Metropolis est sans conteste le plus grand
chef-d’œuvre de l’expressionnisme allemand.
Une oeuvre à la beauté plastique indéniable,
une oeuvre gigantesque tant par ses décors, ses effets
mécaniques, ses transparence où son esthétique
que par la vision de son auteur. Lang a prévisualisé
les problèmes de l’Allemagne bien avant l'heure
: la montée du nazisme et ses conséquences, les
problèmes ouvriers et la nouvelle mécanisation
industrielle. Autant philosophique que social le film garde
encore toute sa force et de très nombreuses thématiques
y sont abordées : l'asservissement humain, les croyances,
la manipulation politico-sociale (les machines que l'ouvrier
ne comprend pas), la lutte des classes et même le transhumanisme.
Jugez plutôt :
Les masses laborieuses, telles de vulgaires robots prêt
à être remplacées, entrent et sortent de
l'entreprise, de la cité ouvrière, tous uniformes,
tous dans un rythme servile représentant un labeur abrutissant,
lobotomisant qui finit par tuer littéralement ; et le
film de démonter une révolution industrielle étouffante,
visualisant les conséquences de ce que l'on connaissait
déjà sous les nominations de "taylorisme"

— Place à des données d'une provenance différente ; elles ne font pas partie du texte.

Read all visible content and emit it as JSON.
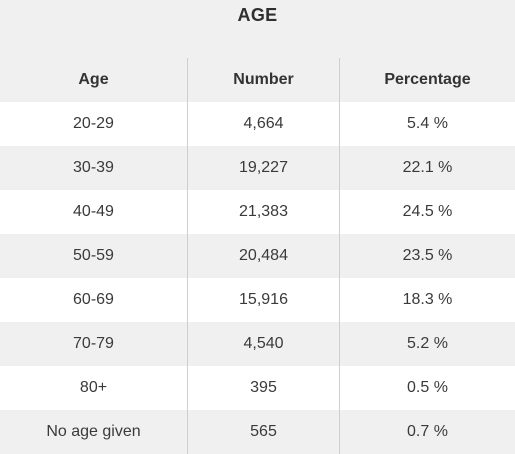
{
  "title": "AGE",
  "columns": [
    "Age",
    "Number",
    "Percentage"
  ],
  "rows": [
    {
      "age": "20-29",
      "number": "4,664",
      "percentage": "5.4 %"
    },
    {
      "age": "30-39",
      "number": "19,227",
      "percentage": "22.1 %"
    },
    {
      "age": "40-49",
      "number": "21,383",
      "percentage": "24.5 %"
    },
    {
      "age": "50-59",
      "number": "20,484",
      "percentage": "23.5 %"
    },
    {
      "age": "60-69",
      "number": "15,916",
      "percentage": "18.3 %"
    },
    {
      "age": "70-79",
      "number": "4,540",
      "percentage": "5.2 %"
    },
    {
      "age": "80+",
      "number": "395",
      "percentage": "0.5 %"
    },
    {
      "age": "No age given",
      "number": "565",
      "percentage": "0.7 %"
    }
  ]
}
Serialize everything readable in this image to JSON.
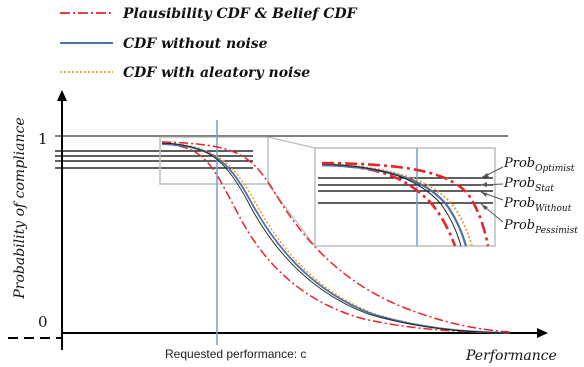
{
  "legend": {
    "item1": "Plausibility CDF & Belief CDF",
    "item2": "CDF without noise",
    "item3": "CDF with aleatory noise"
  },
  "axes": {
    "y_label": "Probability of compliance",
    "x_label": "Performance",
    "y_tick_top": "1",
    "y_tick_bottom": "0",
    "x_marker_label": "Requested performance: c"
  },
  "probs": [
    {
      "base": "Prob",
      "sub": "Optimist"
    },
    {
      "base": "Prob",
      "sub": "Stat"
    },
    {
      "base": "Prob",
      "sub": "Without"
    },
    {
      "base": "Prob",
      "sub": "Pessimist"
    }
  ],
  "colors": {
    "red": "#e8252b",
    "blue": "#4a72a6",
    "orange": "#f0a03c",
    "axis": "#000000",
    "marker": "#6fa0d8",
    "box": "#bdbdbd"
  }
}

et "fordisme". Du pur génie.
Avec son architecture très froide et la symbolique marquée
de la hiérarchisation sociale, le film fait office de
précurseur : depuis ces jardins des délices tout
en haut, au grand air et au soleil, jusqu'en ces usines situées
dans les tréfonds de la terre, enterrées comme
elles enterrent leurs ouvriers prématurément.

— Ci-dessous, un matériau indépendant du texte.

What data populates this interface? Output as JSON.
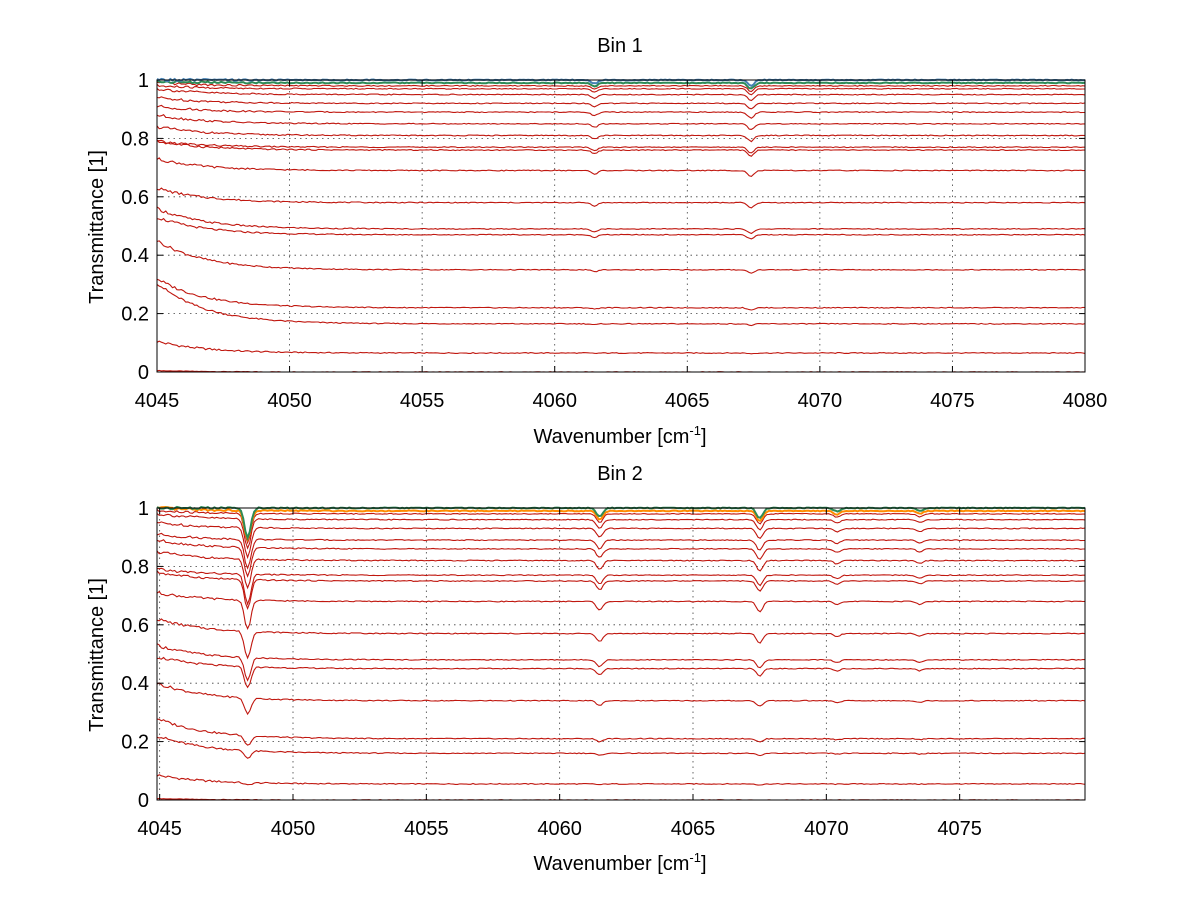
{
  "chart_data": [
    {
      "type": "line",
      "title": "Bin 1",
      "xlabel": "Wavenumber [cm",
      "xlabel_sup": "-1",
      "xlabel_end": "]",
      "ylabel": "Transmittance [1]",
      "xlim": [
        4045,
        4080
      ],
      "ylim": [
        0,
        1
      ],
      "xticks": [
        4045,
        4050,
        4055,
        4060,
        4065,
        4070,
        4075,
        4080
      ],
      "yticks": [
        0,
        0.2,
        0.4,
        0.6,
        0.8,
        1
      ],
      "grid": true,
      "series_levels": [
        0.0,
        0.065,
        0.165,
        0.22,
        0.35,
        0.47,
        0.49,
        0.58,
        0.69,
        0.76,
        0.77,
        0.81,
        0.85,
        0.89,
        0.92,
        0.95,
        0.97,
        0.98,
        0.99,
        1.0
      ],
      "start_offsets": [
        0.005,
        0.04,
        0.14,
        0.1,
        0.1,
        0.06,
        0.07,
        0.05,
        0.04,
        0.03,
        0.02,
        0.03,
        0.03,
        0.02,
        0.02,
        0.02,
        0.01,
        0.01,
        0.005,
        0.0
      ],
      "dips": [
        {
          "x": 4061.5,
          "depth": 0.012
        },
        {
          "x": 4067.4,
          "depth": 0.02
        }
      ],
      "line_color": "#c0170f",
      "top_colors": [
        "#ff4500",
        "#ff8c00",
        "#2e8b57",
        "#4682b4"
      ]
    },
    {
      "type": "line",
      "title": "Bin 2",
      "xlabel": "Wavenumber [cm",
      "xlabel_sup": "-1",
      "xlabel_end": "]",
      "ylabel": "Transmittance [1]",
      "xlim": [
        4044.9,
        4079.7
      ],
      "ylim": [
        0,
        1
      ],
      "xticks": [
        4045,
        4050,
        4055,
        4060,
        4065,
        4070,
        4075
      ],
      "yticks": [
        0,
        0.2,
        0.4,
        0.6,
        0.8,
        1
      ],
      "grid": true,
      "series_levels": [
        0.0,
        0.055,
        0.16,
        0.21,
        0.34,
        0.45,
        0.48,
        0.57,
        0.68,
        0.75,
        0.77,
        0.82,
        0.86,
        0.89,
        0.93,
        0.96,
        0.98,
        0.99,
        1.0
      ],
      "start_offsets": [
        0.005,
        0.03,
        0.06,
        0.07,
        0.06,
        0.04,
        0.05,
        0.05,
        0.03,
        0.03,
        0.02,
        0.03,
        0.03,
        0.02,
        0.02,
        0.02,
        0.01,
        0.01,
        0.0
      ],
      "dips": [
        {
          "x": 4048.3,
          "depth": 0.1
        },
        {
          "x": 4061.5,
          "depth": 0.03
        },
        {
          "x": 4067.5,
          "depth": 0.035
        },
        {
          "x": 4070.4,
          "depth": 0.012
        },
        {
          "x": 4073.5,
          "depth": 0.01
        }
      ],
      "line_color": "#c0170f",
      "top_colors": [
        "#ff4500",
        "#ff8c00",
        "#2e8b57",
        "#4682b4"
      ]
    }
  ]
}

Œuvre visuelle et visionnaire qui préfigurait également
l'accroissement vertical et illimité de nos cités,
nos centres villes envahi de lumière et de publicités,
nos centres congestionnés et pollués, nos échangeurs
routiers dantesques. Les décors homériques donnent
l'impression de constamment écraser les êtres humains
et, donc, de servir le propos du scénario.
Metropolis est également une vision
socialisante de notre société où -dejà-
le fossé entre les riches et les pauvres créait
de l'animosité et de la haine, vision où la masse
populaire s'insurge contre un traitement profondément
inhumain, inégalitaire qui a remplacé l'esclavage
par un système capitaliste où la seule différence
se situe dans le fait que ces nouveaux serviteurs sont payés
; ils sont payés pour se loger et se nourrir. Là
encore le film préfigure cette poignée de riches
citoyens qui dirigent le monde à leur convenance, sans
conscience aucune et grâce à leur immense fortune...
Metropolis c'est l'histoire d'un humain, être
magnanime et altruiste qui comprend la dérive du monde
dans lequel il vit, les conséquences inéluctables
des aberrations que l'on prenait soin de lui cacher. Un homme
fait de sentiments -puisqu'il s'avèrera être le
"coeur"- à l'inverse de cet être robotique
qui n'est alors que le symbole de la déshumanisation
de l'espèce humaine : l'attrait aveugle pour le modernisme,
la perfection et la beauté toute extérieure, le
rejet des valeurs notamment religieuses. Le film de F. Lang
est également une histoire d'amour quasiment mystique,
loin des canons habituels.
Metropolis est un balai visuel gigantesque
et d'une inventivité sans limites, fourmillant de visions
à la modernité extraordinaire (notamment les systèmes
de communication : ou quand la réalité rejoint
la science fiction) et de thématiques d'une richesse
renversante : celle de la Tour de Babel n'étant pas des
moindres, métaphorisant ainsi la main d'oeuvre ouvrière
étrangère, criant après le racisme grandissant
de l'Allemagne et appelant à une véritable compréhension
entre les peuples.
Quelques plans en mouvements et surtout en caméra suggestive
prouvent à eux seuls le génie de leur auteur ;
d'ailleurs aucun de ses plans n'est anodin. L'apocalypse final
jouit d'effets spéciaux et de plateaux spectaculaires,
magistraux, pour ne pas dire pharaoniques.
Le final demeure un vibrant appel à la réconciliation
du grand capital avec la force ouvrière par l'entremise
(du coeur) de plus d'humanité : une fois de plus on serait
fortement tenté d'y voir une allégorie, un cri
à l'égard des syndicats. Ou tout autre chose.